CRÓNICAS
DE UM PORTUGAL DEMASIADO PORTUGUÊS
JAIME
– PARTE VIII
E
ainda dizem que a justiça não funciona em Portugal. Funciona e de
que maneira! Depois de ter ocorrido aquele pequeno incidente com o
meu grande amigo Armando, Deus preserve a sua alma, fui encarcerado
numa esquadra qualquer na cidade do Porto. Sinto-me revoltado porque
não tive a oportunidade de me despedir convenientemente da minha
mulher e dos meus filhos, eu que recusei trabalho vezes e vezes sem
conta para acompanhar o crescimento deles. Levaram-me como se fosse
uma espécie de criminoso sem escrúpulos. Eu tenho sentimentos!
Gosto de me rir dos outros; gosto de sentir a cerveja gelada a descer
pelo meu organismo abaixo; gosto de dar palmadas e receber oferendas
dos meus colegas; gosto de pensar e criticar a sociedade.
Porra!
Eu sou um ser humano!
Nesse
momento, enfiado numa cela de poucos metros quadrados, só e
abandonado, comecei a gritar o mais alto que pude. Peguei nos poucos
objectos que tinha à mão e atirei-os por tudo o que era canto.
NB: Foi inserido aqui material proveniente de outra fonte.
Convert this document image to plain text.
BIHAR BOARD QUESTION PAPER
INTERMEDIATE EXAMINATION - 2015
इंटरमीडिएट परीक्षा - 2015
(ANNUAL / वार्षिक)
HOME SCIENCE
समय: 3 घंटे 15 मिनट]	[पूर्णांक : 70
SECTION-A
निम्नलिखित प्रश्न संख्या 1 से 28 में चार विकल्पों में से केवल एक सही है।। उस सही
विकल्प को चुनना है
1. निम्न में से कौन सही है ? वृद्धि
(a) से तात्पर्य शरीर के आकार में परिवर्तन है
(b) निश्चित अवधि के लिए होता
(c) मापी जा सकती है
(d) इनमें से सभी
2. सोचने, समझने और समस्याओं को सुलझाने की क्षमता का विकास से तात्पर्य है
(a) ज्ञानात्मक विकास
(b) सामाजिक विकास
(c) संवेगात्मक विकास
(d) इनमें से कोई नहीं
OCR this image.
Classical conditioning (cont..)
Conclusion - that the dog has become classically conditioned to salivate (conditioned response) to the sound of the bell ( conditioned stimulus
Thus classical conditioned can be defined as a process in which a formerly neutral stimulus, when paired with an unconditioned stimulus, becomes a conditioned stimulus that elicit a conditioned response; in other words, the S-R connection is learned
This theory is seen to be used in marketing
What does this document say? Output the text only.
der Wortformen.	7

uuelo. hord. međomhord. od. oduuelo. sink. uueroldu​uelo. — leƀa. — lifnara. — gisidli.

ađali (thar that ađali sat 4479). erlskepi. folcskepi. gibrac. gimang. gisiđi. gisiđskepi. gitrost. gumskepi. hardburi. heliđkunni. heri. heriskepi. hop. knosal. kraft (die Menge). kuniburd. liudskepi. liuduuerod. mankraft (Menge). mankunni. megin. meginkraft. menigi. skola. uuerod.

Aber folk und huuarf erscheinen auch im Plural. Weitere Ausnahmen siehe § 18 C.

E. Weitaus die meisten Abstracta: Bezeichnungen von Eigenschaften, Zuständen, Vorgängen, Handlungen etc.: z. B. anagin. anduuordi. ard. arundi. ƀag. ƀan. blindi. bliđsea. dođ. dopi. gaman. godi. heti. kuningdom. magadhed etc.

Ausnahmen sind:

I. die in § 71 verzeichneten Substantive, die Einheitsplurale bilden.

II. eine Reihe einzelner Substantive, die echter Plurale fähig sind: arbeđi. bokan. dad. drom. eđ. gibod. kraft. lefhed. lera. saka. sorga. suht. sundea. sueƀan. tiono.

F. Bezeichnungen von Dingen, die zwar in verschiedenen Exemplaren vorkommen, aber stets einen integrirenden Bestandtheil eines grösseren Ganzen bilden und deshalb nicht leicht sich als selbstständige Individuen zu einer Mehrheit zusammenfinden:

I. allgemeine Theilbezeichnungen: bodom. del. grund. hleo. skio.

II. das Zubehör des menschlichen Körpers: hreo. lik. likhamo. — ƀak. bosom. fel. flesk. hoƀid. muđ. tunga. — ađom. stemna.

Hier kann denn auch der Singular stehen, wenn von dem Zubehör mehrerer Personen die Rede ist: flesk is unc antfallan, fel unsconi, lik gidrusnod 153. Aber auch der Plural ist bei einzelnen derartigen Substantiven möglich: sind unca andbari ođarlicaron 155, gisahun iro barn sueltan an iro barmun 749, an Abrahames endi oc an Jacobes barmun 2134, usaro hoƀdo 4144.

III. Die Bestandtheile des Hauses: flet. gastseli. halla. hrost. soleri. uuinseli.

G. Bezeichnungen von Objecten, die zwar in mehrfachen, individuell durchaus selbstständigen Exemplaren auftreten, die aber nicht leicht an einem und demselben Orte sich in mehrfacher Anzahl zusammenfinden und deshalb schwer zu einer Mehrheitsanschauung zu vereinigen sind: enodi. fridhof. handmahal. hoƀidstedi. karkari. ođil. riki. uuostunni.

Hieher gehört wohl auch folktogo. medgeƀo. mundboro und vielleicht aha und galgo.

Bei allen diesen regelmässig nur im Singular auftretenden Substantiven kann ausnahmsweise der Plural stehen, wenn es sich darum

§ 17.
Até
que vieram dois agentes e me cravaram com um cassetete por baixo do
queixo, dirigindo-me palavras pouco amigáveis.
Explicaram-me
que eu precisava de companhia e colocaram-me num espaço maior, mas
ocupado por mais três indivíduos. Parecia ser malta porreira,
porém, nenhum deles era da Biquinha.
Meti
conversa com eles, mas apenas dois falaram comigo. O outro manteve-se
quieto, olhando permanentemente na minha direcção como se eu lhe
tivesse feito alguma coisa. Um deles, o Chico, contou-me que estava
detido por ter assaltado um prostituto junto ao Castelo do Queijo,
obrigando-o, em seguida, a levantar dinheiro no multibanco mais
próximo. O gajo acedeu, mas, junto ao banco, teve um ataque cardíaco
e morreu ali mesmo. Dei os meus pêsames ao Chico, não pelo facto de
o prostituto ter sucumbido, mas pelo azar que teve ao ser apanhado
pelas câmaras de segurança. Se o gajo tivesse caído 2 segundos
antes e 1 metro atrás, ele ainda andava por aí na boa vida. O
outro, o Zeca Zarolho, tinha uma história mais simples. Foi apanhado
a roubar jantes pela polícia e vazou um olho a um dos bófias que o
tinha surpreendido, um par de meses antes. Percebi então por que se
auto-intitulara de Zarolho, quando tinha ambos os olhos intactos.
Entretanto, tentei perceber o que tinha acontecido com o gajo que não
falou comigo. Em vão.
Um
dias após a minha detenção, fui visitada pela advogada que me
calhara em graça. Era bem boa! Chamava-se Rosalina e tinha o dom da
palavra. A conversa dela fluía como as melodias criadas por Mozart -
romântico, não é? Nunca ouvi Mozart, mas acho que estou
apaixonado, pelo que mereço um desconto – e logo me prometeu que
num bufo me tiraria dali. Não sei a razão ao certo, todavia as suas
frases eram tão límpidas e seguras que só podiam ser verdade.
Depois
de ela ter ido embora, balançado aquele rabo enfiado num saia-casaco
dois números abaixo do ideal e ao qual me atiraria com unhas e
dentes, fiquei tão bem disposto que me fartei de brincar com os meus
novos amigos. Rimos e gracejámos imenso. Cheguei ao ponto de
escrever na parede, com cuspo ensanguentado depois de esfregar
freneticamente as gengivas, 'aqui esteve Carlos Cruz', apesar de
saber que o gajo havia sido detido em Lisboa. Mas há muito burro por
aí e alguém havia de acreditar, ou pelo menos duvidar.
A
noite chegou e com ela o terror. O Chico e o Zeca ressonavam quando
senti uma mão enorme a apertar-me o nariz e a boca. Eu estava
deitado no meu colchão de barriga para baixo e imobilizado por uma
força que me confundia e me impedia de reagir. Nada podia fazer.
Então o gajo que afinal não era mudo sussurrou-me ao ouvido.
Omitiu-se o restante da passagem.